Mme Gloriose Nyakuza est l’une des prestataires de soins au centre Seruka. Elle a indiqué que ce centre fait une prise en charge holistique en donnant aux victimes des VBGs une prise en charge médicale complète avec un kit complet. Ce centre assure aussi une prise en charge psychologique, juridique et une assistance judiciaire.
La majorité des victimes des VBG qui fréquentent le Centre SERUKA sont les femmes et les filles y compris les mineurs de moins de 18 ans dans les proportions de 95%, et un pourcentage de 5% pour les hommes et les garçons.

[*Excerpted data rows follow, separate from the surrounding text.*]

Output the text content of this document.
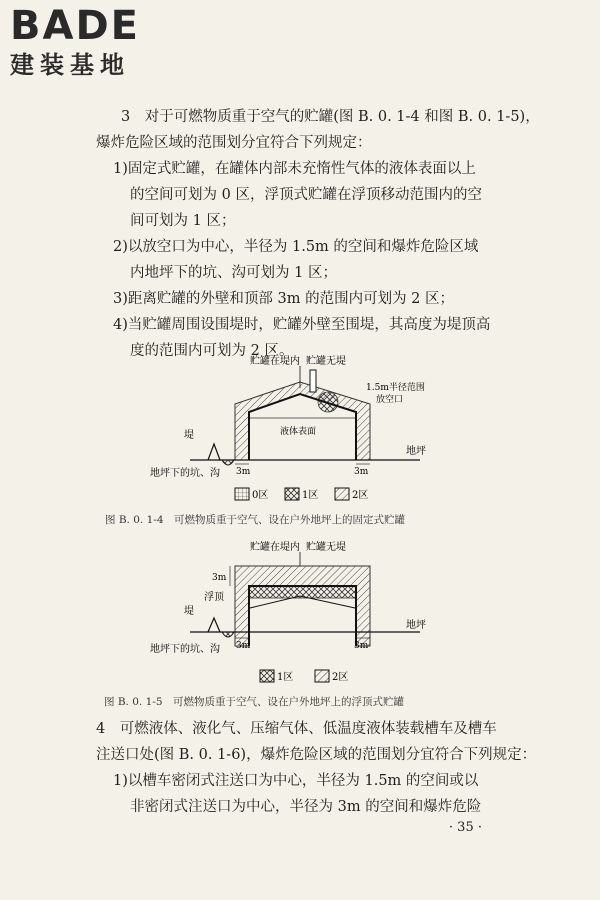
BADE
建装基地
3　对于可燃物质重于空气的贮罐(图 B. 0. 1-4 和图 B. 0. 1-5)，
爆炸危险区域的范围划分宜符合下列规定：
1)固定式贮罐，在罐体内部未充惰性气体的液体表面以上
的空间可划为 0 区，浮顶式贮罐在浮顶移动范围内的空
间可划为 1 区；
2)以放空口为中心，半径为 1.5m 的空间和爆炸危险区域
内地坪下的坑、沟可划为 1 区；
3)距离贮罐的外壁和顶部 3m 的范围内可划为 2 区；
4)当贮罐周围设围堤时，贮罐外壁至围堤，其高度为堤顶高
度的范围内可划为 2 区。
贮罐在堤内 贮罐无堤
1.5m半径范围
放空口
液体表面
堤
地坪
地坪下的坑、沟 3m	3m
0区	1区	2区
图 B. 0. 1-4　可燃物质重于空气、设在户外地坪上的固定式贮罐
贮罐在堤内 贮罐无堤
3m
浮顶
堤
地坪
地坪下的坑、沟 3m	3m
1区	2区
图 B. 0. 1-5　可燃物质重于空气、设在户外地坪上的浮顶式贮罐
4　可燃液体、液化气、压缩气体、低温度液体装载槽车及槽车
注送口处(图 B. 0. 1-6)，爆炸危险区域的范围划分宜符合下列规定：
1)以槽车密闭式注送口为中心，半径为 1.5m 的空间或以
非密闭式注送口为中心，半径为 3m 的空间和爆炸危险
· 35 ·
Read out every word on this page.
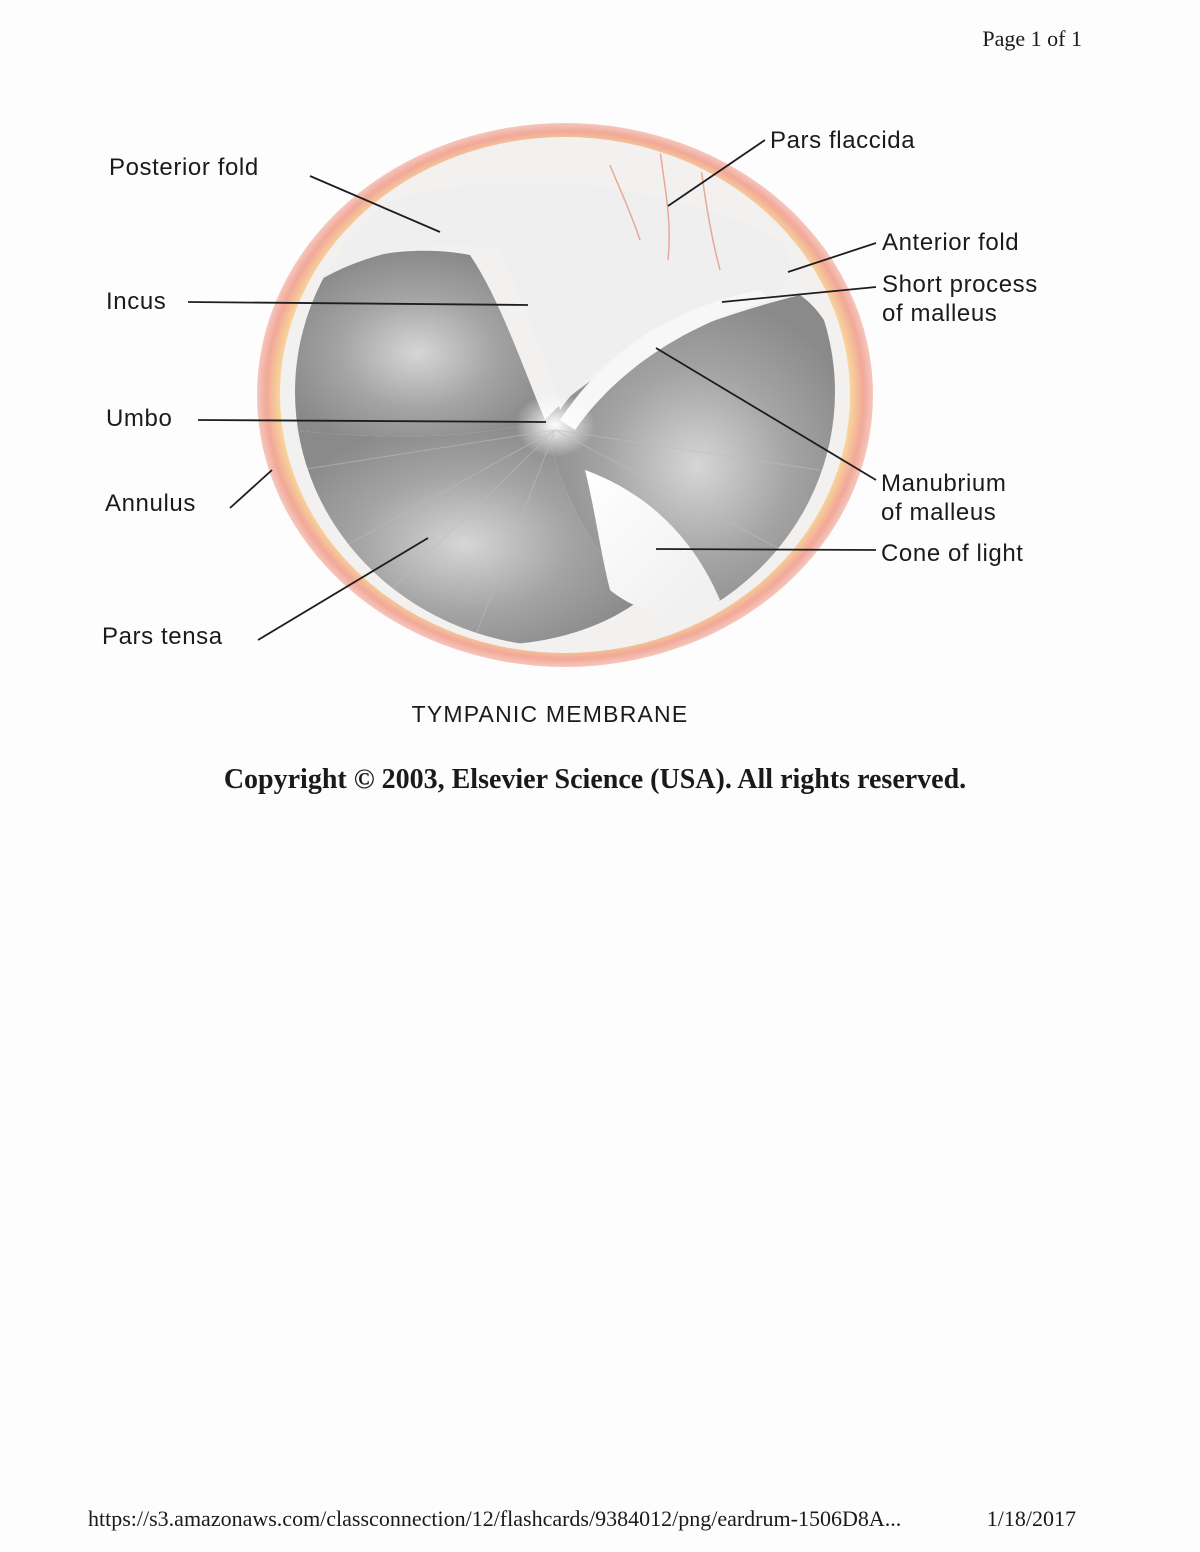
Page 1 of 1
Posterior fold
Incus
Umbo
Annulus
Pars tensa
Pars flaccida
Anterior fold
Short process
of malleus
Manubrium
of malleus
Cone of light
TYMPANIC MEMBRANE
Copyright © 2003, Elsevier Science (USA). All rights reserved.
https://s3.amazonaws.com/classconnection/12/flashcards/9384012/png/eardrum-1506D8A...	1/18/2017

Les nombre de cas des VBG reçus par le Centre SERUKA de 2017 à 2023 s’élève à 8389 pour les femmes et 495 pour les hommes et 6142 pour les mineurs de moins de 18ans. Les violences sexuelles viennent en tête et les violences physiques constituées en grande partie des femmes battues viennent en deuxième position. Abp oi/on MARS 24.